Global Summit Puts Spotlight on Pittsburgh Innovation

Talk of supply chains, vaccines, climate change highlight first meeting of US-EU Tech Council

By Rick Wills

Published October 4, 2021

Read Time: 3 mins


Pittsburgh last week hosted a high-profile trade meeting between U.S. and European Union officials, highlighting the region’s increasing prominence as a home to innovation and cutting edge technology.

The first meeting of the U.S.-EU Trade and Technology Council tackled a series of complex and often difficult global trade and technology matters. European officials met with U.S. Secretary of State Antony Blinken and Commerce Secretary Gina Raimundo, among other leaders.

“This puts us on the global map. We’re getting the message out,” said Allegheny County Executive Rich Fitzgerald.
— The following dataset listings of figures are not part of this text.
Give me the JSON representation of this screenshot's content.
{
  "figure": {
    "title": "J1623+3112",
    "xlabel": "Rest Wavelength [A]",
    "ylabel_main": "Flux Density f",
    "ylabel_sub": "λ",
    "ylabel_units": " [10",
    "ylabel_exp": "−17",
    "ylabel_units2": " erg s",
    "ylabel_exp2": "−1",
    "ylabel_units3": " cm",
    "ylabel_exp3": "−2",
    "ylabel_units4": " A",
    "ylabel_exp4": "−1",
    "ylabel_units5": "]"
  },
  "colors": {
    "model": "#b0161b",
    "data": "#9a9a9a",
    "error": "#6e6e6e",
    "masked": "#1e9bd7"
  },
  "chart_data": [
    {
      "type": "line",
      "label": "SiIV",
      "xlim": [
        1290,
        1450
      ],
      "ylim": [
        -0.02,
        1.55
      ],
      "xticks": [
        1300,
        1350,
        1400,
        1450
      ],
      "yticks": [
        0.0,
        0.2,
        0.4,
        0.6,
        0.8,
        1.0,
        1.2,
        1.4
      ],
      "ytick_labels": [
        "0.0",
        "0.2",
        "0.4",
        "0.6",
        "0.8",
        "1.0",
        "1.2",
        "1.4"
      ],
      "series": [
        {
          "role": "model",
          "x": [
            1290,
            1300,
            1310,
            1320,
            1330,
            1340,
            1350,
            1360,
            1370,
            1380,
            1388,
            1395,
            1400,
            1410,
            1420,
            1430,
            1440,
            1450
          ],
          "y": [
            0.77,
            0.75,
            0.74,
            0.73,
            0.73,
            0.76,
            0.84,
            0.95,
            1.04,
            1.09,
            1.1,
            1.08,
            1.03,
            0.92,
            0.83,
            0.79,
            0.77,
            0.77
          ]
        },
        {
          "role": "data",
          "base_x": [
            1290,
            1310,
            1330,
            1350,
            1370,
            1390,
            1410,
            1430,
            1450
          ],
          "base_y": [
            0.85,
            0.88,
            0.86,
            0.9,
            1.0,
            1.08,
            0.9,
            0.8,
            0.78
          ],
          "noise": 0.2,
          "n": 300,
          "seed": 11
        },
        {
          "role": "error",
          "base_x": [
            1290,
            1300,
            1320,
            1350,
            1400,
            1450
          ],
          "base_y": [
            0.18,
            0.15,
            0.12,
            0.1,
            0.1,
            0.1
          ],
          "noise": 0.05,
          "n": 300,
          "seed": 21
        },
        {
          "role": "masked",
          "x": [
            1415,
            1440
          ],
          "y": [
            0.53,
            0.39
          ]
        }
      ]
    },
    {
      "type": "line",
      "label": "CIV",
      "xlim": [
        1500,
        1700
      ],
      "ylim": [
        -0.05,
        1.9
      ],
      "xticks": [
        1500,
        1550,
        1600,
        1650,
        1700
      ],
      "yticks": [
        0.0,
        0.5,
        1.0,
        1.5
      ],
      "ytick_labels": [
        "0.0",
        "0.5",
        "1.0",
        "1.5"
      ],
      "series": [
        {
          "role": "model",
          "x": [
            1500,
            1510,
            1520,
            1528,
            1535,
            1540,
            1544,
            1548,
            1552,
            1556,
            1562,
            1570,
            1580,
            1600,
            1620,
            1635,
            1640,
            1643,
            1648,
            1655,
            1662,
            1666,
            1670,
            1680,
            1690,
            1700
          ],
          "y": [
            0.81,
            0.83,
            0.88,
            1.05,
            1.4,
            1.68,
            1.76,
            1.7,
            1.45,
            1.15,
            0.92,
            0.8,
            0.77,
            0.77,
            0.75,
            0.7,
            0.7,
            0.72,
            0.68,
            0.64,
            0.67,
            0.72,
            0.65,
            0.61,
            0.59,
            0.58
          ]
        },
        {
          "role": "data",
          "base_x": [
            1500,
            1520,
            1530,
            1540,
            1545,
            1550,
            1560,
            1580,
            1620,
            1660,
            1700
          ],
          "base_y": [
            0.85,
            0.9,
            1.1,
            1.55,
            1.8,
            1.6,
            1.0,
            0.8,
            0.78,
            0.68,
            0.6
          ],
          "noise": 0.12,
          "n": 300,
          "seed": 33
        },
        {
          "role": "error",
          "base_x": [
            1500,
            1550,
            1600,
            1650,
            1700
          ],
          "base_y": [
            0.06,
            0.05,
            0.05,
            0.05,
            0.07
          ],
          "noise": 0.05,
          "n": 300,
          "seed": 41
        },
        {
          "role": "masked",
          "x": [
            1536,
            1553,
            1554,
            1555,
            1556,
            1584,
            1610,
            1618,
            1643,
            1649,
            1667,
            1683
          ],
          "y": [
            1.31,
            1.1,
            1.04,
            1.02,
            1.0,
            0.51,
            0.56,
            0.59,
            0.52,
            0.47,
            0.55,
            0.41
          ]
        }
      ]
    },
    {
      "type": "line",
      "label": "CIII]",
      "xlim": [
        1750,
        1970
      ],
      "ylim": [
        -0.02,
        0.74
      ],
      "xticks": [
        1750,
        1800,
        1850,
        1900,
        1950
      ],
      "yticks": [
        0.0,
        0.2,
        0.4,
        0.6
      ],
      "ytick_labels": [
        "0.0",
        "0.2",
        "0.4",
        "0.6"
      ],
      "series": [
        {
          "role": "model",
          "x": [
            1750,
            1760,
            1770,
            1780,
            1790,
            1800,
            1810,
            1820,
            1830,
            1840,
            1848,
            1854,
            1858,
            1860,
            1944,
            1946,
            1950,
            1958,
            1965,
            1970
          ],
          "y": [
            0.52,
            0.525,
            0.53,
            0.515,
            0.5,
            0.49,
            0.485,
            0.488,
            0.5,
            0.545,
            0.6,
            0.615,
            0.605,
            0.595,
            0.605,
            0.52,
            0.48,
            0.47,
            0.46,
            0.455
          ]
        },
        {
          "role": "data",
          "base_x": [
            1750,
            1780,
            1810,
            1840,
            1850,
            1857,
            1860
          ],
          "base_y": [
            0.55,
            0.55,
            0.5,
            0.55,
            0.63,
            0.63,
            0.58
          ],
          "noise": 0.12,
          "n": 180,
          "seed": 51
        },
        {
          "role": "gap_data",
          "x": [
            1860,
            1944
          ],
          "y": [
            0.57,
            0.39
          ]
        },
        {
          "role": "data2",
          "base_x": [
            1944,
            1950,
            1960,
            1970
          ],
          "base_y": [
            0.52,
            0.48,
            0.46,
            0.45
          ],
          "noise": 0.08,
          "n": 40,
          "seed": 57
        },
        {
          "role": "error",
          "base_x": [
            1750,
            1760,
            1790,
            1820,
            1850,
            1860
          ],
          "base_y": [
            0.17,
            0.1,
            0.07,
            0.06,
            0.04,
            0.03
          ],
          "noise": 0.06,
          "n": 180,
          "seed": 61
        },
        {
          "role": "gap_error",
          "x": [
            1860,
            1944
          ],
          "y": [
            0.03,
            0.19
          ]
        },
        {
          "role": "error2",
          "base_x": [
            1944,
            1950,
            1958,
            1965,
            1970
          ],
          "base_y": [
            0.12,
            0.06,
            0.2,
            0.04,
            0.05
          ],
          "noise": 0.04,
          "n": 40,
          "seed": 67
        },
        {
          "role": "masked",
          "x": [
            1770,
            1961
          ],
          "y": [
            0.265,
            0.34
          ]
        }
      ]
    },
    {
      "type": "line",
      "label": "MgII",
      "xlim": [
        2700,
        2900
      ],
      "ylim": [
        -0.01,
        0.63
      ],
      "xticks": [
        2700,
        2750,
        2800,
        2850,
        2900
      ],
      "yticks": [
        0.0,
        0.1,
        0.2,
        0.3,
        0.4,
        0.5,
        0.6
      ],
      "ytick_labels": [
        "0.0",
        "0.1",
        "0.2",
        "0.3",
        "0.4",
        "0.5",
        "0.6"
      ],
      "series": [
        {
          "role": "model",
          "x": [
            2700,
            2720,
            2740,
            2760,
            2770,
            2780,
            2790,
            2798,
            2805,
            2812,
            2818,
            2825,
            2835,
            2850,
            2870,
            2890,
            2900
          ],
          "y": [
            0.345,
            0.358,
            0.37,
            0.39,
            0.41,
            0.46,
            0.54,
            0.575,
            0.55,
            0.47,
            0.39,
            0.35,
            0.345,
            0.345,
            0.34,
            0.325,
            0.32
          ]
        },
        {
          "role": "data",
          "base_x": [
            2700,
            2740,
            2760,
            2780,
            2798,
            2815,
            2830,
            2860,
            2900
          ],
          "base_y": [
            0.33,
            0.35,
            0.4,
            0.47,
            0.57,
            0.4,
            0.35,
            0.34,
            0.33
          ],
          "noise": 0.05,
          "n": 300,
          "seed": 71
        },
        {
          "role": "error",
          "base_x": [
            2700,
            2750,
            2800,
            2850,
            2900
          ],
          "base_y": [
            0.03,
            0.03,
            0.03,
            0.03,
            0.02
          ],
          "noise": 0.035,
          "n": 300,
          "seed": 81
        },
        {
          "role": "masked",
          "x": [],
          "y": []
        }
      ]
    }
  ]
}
Added Pittsburgh Mayor Bill Peduto: “It is an honor to be selected by the president to welcome these delegations and for Pittsburgh to be recognized for its reputation for innovation and economic recovery.”

Steel to Tech

The meeting’s backdrop was a city with a thriving tech presence, including several companies designing software for self-driving vehicles.

Argo AI, a self-driving vehicle company, and Duolingo, a language learning app valued at over $2 billion, have selected Pittsburgh as home, as did Aurora, another autonomous vehicle company.

Tech companies often grow out of projects at the city’s universities, such as Carnegie Mellon University’s renowned robotics and artificial intelligence programs.

Pittsburgh has also attracted industry tech giants like Google, Facebook and Zoom. The companies have all located parts of their operations in the city and often cite local tech talent as one of its attractions.

U.S. and European officials discussed semiconductors, supply chains, vaccines and climate change, along with studies on artificial intelligence and high-tech telecommunications. (Photo courtesy of the Office of the U.S. Secretary of State)

Fitzgerald said the trade meeting highlights the city’s transformation from longtime heavy industry behemoth to a center of tech and sophisticated medicine.

There were many rough years during the change, he said. “Now we are attracting young people.”

Today, Pittsburgh boasts one of the nation’s most diverse economies, Fitzgerald added. And as home to prominent sports teams and cultural institutions, the city is a good place to live and work.

Unlike more famous tech hubs, Pittsburgh’s cost of living is not overwhelming.

“You’ve got a great quality of life. A home that would sell for $1.5 million in Silicon Valley might go for $300,000 here,” Fitzgerald said.

Meeting is First of Many

President Joe Biden and European Commission President Ursula von der Leyen launched the EU-US Trade and Technology Council (TTC) in June.

The council is a forum to coordinate approaches to global trade, economic and technology matters and to deepen transatlantic trade and economic relations.

The Pittsburgh talks focused on semiconductors, supply chains, vaccines and climate change, along with studies on artificial intelligence and high-tech telecommunications.

According to the State Department, the White House viewed the gathering as an opportunity to renew its push for improved coordination against what the administration sees as coercive and unfair trade practices by China.

Last week’s meeting was not the first international meeting held in Pittsburgh. In 2009, the city hosted the G20 summit, which also highlighted the region’s renaissance.